With the UN Climate Change Conference in Katovice (COP24) now underway, the international community is discussing how to drastically reduce CO2 emissions. Transport is a key factor, responsible for about a fifth of global CO2 emissions – and the trend is rising.
German technology company Graforce has developed a unique technology for producing climate-neutral, synthetic fuels from industrial wastewater and renewable energies. With low hydrogen production costs, a wide variety of wastewaters and significantly reduced emissions, its new plasmalysis technology makes a significant contribution to replacing fossil fuels.

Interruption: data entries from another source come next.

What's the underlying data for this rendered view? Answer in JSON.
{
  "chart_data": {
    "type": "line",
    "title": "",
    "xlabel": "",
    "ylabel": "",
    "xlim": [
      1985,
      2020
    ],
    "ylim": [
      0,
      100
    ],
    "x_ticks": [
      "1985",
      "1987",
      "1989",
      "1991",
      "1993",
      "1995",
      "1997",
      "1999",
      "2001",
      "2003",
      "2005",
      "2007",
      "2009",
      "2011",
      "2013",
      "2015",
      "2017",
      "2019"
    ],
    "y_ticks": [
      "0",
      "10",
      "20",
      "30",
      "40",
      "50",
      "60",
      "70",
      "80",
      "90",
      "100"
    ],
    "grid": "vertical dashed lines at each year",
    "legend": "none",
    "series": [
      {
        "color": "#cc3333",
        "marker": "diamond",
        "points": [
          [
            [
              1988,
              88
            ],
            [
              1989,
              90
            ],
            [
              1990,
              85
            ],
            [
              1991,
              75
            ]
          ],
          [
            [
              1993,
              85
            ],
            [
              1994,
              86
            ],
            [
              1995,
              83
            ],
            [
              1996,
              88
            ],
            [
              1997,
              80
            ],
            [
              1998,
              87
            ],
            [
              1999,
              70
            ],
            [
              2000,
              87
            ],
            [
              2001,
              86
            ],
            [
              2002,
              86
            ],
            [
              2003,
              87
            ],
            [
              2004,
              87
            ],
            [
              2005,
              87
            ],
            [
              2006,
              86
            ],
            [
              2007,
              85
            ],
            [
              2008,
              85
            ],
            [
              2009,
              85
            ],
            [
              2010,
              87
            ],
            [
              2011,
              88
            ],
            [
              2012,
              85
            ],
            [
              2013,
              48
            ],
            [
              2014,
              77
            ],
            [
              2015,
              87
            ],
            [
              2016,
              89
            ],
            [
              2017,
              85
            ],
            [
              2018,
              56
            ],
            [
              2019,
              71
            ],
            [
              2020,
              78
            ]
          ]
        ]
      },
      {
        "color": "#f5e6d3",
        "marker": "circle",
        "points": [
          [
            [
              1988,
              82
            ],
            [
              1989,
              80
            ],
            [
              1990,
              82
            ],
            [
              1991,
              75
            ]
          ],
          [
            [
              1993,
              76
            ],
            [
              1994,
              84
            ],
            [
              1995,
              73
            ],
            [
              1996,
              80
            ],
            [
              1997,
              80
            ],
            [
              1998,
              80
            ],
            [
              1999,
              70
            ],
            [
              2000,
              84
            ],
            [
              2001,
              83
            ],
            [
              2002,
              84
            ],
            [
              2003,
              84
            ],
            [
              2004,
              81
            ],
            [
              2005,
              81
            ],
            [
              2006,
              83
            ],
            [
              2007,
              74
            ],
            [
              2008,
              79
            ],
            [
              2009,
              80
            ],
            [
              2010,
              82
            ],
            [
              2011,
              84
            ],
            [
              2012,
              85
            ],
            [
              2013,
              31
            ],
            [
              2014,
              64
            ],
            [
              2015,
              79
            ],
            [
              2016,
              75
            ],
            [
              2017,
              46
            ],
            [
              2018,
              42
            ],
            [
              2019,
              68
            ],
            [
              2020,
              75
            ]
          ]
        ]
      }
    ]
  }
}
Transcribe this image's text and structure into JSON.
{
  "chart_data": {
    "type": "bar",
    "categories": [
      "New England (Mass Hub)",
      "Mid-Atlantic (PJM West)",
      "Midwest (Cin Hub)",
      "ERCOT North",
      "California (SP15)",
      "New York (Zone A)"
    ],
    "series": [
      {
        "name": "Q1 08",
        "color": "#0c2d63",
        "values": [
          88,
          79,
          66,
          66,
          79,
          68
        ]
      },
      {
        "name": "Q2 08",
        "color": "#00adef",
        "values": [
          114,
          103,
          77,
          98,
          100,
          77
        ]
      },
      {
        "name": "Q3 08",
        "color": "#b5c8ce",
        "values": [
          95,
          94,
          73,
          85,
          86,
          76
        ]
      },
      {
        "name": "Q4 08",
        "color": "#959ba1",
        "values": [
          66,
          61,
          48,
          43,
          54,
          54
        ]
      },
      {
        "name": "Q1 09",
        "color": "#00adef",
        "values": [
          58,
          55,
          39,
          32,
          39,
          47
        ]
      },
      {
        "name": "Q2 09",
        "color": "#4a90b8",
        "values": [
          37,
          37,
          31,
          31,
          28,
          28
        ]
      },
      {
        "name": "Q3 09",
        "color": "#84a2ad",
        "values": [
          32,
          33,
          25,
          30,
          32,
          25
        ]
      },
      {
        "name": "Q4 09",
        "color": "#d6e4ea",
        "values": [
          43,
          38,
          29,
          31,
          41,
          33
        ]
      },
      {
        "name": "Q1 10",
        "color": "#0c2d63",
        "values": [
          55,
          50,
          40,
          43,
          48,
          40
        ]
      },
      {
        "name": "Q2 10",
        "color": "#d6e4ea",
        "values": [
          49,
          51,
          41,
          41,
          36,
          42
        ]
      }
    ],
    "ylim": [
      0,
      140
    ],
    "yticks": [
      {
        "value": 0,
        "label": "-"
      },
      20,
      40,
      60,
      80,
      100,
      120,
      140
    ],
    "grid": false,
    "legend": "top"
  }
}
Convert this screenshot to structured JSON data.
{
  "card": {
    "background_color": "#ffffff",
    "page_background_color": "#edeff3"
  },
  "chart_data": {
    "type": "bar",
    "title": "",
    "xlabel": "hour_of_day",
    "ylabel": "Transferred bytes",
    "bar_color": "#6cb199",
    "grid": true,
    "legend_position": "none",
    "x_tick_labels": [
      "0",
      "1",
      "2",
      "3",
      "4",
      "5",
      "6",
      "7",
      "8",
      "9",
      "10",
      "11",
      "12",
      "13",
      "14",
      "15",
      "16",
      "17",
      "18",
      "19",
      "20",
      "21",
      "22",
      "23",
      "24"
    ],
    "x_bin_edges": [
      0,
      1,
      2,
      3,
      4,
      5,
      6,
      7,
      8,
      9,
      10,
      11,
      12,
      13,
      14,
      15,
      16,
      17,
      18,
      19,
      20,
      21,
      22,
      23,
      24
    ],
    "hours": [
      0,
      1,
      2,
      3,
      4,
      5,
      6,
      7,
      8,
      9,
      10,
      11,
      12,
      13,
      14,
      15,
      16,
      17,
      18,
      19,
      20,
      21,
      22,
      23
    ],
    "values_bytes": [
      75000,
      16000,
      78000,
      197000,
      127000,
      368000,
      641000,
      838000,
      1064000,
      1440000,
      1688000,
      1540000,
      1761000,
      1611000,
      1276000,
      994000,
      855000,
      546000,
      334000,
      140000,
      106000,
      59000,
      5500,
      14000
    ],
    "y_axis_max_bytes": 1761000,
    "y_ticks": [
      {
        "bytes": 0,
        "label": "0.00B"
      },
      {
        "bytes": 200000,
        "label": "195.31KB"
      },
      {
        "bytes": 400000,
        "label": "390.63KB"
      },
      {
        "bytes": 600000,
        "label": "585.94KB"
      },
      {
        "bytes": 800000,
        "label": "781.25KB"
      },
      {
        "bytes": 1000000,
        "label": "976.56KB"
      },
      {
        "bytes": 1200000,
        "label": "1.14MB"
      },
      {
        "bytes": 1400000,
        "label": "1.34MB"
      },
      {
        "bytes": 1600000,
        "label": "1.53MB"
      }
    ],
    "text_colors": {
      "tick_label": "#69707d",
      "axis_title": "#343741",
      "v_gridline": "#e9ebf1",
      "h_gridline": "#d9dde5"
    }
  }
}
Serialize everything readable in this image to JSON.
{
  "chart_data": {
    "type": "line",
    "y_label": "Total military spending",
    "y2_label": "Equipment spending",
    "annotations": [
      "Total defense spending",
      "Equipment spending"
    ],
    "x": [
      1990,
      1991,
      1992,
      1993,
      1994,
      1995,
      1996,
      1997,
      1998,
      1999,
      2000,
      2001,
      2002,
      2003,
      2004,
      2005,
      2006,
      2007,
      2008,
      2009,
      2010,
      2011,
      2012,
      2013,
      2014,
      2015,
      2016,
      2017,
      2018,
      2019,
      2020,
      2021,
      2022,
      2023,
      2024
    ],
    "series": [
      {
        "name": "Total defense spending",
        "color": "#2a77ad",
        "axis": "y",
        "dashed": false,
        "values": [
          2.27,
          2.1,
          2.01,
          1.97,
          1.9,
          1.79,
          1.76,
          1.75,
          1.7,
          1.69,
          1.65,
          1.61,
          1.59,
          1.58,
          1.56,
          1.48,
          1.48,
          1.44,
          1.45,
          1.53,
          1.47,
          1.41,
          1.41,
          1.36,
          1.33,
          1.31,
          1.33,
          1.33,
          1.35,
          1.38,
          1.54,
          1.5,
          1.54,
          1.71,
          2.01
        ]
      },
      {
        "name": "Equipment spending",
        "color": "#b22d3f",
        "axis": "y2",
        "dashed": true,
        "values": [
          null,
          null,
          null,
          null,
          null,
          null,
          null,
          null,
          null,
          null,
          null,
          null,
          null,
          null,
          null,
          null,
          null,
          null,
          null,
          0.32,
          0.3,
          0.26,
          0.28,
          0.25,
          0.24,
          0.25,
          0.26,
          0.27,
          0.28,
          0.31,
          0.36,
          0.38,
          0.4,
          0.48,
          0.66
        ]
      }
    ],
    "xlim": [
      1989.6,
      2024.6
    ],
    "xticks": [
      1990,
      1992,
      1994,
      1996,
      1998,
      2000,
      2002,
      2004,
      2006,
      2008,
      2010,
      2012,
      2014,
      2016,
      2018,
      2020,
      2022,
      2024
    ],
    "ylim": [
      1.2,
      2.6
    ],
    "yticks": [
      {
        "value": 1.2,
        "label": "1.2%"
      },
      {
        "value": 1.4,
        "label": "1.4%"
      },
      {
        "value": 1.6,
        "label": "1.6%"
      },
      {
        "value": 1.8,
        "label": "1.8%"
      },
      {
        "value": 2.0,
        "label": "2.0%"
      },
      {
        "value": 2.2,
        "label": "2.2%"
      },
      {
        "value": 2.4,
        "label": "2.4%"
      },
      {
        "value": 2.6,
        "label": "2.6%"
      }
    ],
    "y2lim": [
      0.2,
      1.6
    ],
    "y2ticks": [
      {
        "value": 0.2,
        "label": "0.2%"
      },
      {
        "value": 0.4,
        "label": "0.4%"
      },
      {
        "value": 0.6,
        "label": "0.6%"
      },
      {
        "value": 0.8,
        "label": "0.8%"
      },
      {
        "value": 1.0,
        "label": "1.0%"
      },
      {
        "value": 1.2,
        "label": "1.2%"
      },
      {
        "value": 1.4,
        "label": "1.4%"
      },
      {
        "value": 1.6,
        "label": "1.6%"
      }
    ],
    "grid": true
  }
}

“We are well below the climate targets agreed in Paris. It’s high time to seize every opportunity,” explains Dr. Jens Hanke, founder of Graforce. “E-fuels could be critical to climate protection, especially in the transport sector.”
Gasoline, diesel, natural gas, kerosene: climate-neutral fuel production is possible
Graforce has been working on the future of energy supply since 2010. At its Power2X plant in Berlin, Graforce is already producing hydrogen using the plasmalysis process developed in-house. Unlike electrolysis, which uses distilled water, plasmalysis produces hydrogen from high-energy chemical compounds in wastewater. The process halves fuel production costs and results in significantly higher yields.
A high-frequency field of tension – called plasma – is generated from solar or wind energy above wastewater, which is produced, for example, in production processes in biogas, sewage or industrial plants. This plasma breaks down the carbon and nitrogen compounds (urea, amino acids, nitrates and ammonium) contained in the water into individual atoms, which then rebond. This produces hydrogen and – depending on the requirements – CO, CO2 or methane (CH4).
Synthetic liquid fuels can then be produced from the resulting CO2 or CO and hydrogen using the proven Fischer-Tropsch process. These fuels make, above all, long-haul transport, aviation and shipping more climate-friendly without any adjustments or restrictions.
Using methane or mixing hydrogen with biogas produces HCNG, which can be used as fuel in natural gas vehicles and in combined heat and power plants to reduce emissions (CO2, CO, HC, NOx) by 20 to 60 percent. The only waste products that remain are purified water and oxygen. Graforce cooperates with the carmaker Audi, the utility company Berliner Wasserbetriebe and other firms.